For the calculation of the total surplus, legally limited rent is to be replaced by "normal" depreciation by customary and tax special depreciation.

If the forecast calculation does not result in a total surplus, hobby is to be assumed for income tax purposes from the start. In terms of sales tax, there is no hobby in large rentals.

If the forecast values ​​are not reached because unforeseeable events have occurred to which the landlord reacts in line with the market, there is no hobby. If a total surplus is prevented by voluntary measures (e.g. by unnecessary repair measures), the activity is a hobby from the start.

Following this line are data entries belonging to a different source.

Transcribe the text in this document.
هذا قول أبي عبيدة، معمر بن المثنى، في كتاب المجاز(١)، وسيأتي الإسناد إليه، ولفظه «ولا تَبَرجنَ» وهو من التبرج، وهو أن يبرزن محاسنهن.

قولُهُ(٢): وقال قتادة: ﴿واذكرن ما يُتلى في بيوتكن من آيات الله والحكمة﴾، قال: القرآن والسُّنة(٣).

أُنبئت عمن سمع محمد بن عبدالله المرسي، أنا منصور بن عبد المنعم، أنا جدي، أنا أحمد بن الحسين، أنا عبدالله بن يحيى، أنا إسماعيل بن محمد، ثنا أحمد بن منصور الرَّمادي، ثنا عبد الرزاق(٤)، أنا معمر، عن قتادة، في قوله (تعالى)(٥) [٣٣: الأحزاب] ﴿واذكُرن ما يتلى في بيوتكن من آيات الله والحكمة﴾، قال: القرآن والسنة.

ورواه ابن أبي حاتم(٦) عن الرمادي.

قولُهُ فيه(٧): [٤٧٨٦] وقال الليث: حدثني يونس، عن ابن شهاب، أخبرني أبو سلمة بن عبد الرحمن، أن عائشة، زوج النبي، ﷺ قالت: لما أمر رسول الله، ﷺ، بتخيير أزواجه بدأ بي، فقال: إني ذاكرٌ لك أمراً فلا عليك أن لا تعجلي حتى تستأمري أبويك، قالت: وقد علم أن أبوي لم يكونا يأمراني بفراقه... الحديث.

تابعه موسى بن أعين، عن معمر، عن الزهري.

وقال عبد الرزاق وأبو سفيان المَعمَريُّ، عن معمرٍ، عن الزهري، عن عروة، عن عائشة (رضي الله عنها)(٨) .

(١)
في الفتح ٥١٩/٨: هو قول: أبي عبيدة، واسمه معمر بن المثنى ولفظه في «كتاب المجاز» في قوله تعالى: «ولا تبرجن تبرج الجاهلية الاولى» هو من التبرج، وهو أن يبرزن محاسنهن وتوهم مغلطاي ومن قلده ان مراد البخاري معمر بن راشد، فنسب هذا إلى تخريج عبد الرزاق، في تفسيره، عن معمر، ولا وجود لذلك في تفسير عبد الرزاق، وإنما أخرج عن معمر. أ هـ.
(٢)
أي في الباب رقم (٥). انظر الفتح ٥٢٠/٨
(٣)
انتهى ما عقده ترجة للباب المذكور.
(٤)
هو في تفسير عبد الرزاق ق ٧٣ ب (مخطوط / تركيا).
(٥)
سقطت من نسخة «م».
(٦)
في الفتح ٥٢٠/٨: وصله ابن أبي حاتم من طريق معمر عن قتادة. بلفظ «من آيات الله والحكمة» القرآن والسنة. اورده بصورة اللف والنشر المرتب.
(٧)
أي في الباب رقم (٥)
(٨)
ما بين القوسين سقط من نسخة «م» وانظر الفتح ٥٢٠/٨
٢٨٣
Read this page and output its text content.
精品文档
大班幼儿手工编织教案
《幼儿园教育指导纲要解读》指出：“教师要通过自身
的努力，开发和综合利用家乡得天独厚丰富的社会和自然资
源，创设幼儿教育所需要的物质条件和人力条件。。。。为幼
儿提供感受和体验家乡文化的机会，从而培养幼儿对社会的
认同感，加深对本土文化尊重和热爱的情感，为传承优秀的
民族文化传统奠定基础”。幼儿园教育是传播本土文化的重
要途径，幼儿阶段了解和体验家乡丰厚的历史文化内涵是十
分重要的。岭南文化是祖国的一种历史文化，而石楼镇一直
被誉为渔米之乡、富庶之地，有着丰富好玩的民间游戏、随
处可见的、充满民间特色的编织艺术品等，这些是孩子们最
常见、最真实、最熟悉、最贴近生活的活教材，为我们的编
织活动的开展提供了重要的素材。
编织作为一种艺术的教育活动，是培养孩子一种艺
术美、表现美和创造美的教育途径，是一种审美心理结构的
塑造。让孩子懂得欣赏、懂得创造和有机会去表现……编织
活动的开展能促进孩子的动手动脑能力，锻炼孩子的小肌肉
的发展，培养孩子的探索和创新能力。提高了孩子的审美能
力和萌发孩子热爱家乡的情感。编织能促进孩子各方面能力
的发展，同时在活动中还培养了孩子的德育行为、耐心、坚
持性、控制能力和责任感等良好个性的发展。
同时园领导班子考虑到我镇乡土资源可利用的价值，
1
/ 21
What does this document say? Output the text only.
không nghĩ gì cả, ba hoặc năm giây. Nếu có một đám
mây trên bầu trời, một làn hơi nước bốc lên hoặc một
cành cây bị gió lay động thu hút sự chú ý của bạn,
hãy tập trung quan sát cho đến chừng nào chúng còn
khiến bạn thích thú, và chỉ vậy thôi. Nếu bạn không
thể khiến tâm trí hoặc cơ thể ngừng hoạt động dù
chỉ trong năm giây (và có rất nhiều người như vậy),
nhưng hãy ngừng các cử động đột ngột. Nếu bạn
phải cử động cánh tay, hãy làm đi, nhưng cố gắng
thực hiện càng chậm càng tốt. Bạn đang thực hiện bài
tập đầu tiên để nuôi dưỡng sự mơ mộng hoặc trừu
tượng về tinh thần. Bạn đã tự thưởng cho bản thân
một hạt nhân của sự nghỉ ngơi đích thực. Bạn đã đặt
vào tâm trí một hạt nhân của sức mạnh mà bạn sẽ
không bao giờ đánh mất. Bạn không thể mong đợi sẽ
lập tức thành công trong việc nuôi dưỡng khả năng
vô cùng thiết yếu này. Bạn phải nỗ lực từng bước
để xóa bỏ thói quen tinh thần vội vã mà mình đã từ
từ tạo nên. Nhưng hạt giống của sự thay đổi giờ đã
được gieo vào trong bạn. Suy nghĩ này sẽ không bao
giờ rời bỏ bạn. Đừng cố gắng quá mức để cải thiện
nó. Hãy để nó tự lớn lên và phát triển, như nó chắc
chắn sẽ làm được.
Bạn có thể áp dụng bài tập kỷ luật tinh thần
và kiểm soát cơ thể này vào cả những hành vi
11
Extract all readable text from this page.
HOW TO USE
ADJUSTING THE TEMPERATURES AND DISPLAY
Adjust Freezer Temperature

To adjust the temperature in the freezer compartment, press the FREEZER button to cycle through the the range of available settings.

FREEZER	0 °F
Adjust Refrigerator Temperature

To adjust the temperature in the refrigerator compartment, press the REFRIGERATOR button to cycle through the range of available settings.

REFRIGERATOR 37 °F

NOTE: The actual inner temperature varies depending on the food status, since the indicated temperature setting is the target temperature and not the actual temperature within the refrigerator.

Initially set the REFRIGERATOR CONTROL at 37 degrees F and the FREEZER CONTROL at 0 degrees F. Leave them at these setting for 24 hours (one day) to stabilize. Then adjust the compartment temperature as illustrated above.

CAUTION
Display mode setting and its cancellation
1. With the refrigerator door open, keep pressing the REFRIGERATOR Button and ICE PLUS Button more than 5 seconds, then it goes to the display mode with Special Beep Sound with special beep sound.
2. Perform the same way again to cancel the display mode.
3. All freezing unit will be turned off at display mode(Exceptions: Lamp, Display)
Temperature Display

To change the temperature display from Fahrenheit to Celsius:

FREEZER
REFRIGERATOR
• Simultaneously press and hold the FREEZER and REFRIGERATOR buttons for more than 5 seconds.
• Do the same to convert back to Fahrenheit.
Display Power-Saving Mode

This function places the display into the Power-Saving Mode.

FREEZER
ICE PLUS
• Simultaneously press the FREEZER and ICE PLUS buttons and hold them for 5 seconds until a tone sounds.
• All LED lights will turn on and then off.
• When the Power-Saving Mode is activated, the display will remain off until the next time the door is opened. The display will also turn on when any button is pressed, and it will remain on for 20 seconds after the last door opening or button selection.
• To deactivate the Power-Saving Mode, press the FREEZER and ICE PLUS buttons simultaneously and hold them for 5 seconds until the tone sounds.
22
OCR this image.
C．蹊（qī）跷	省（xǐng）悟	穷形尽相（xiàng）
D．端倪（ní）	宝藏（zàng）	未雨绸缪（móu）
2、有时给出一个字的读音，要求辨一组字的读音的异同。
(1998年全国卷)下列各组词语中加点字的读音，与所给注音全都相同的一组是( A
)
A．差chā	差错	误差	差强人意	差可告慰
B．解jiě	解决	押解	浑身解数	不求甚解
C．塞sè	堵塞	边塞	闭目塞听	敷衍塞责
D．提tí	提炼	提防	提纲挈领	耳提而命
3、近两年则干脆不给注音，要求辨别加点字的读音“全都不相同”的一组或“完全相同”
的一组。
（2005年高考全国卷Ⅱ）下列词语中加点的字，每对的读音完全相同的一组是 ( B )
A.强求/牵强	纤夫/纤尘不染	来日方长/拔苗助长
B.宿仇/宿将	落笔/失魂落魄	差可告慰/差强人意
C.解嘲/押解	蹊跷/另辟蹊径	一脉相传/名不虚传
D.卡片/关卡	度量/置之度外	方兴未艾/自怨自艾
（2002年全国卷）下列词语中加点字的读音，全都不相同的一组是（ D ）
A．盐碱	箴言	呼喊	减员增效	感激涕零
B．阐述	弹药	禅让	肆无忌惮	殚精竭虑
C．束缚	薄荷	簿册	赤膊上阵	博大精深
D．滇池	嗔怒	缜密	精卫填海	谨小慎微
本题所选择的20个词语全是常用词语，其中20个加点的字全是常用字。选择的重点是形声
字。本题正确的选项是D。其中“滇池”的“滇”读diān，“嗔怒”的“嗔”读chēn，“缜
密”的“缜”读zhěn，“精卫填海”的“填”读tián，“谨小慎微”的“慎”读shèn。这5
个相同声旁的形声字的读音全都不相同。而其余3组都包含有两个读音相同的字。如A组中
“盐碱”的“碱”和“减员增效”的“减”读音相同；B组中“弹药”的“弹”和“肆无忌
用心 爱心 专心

The premature termination of the rental has no impact on the tax assessment insofar as it was caused by normal risks and unforeseeable events, such as the sale of the building due to a surprising deterioration in the landlord's financial situation. If the termination occurs through voluntary behavior deviating from the plan, however, this speaks for hobby. 

4. Procedural aspects of the hobby

Since a longer period of time has to be used for the hobby assessment, the tax authorities face the problem of having to correct legally binding tax assessments.

When the proceedings are resumed, new notices may only be issued if new facts or evidence emerge that were not asserted in the procedure and that would have resulted in a different content of the notification.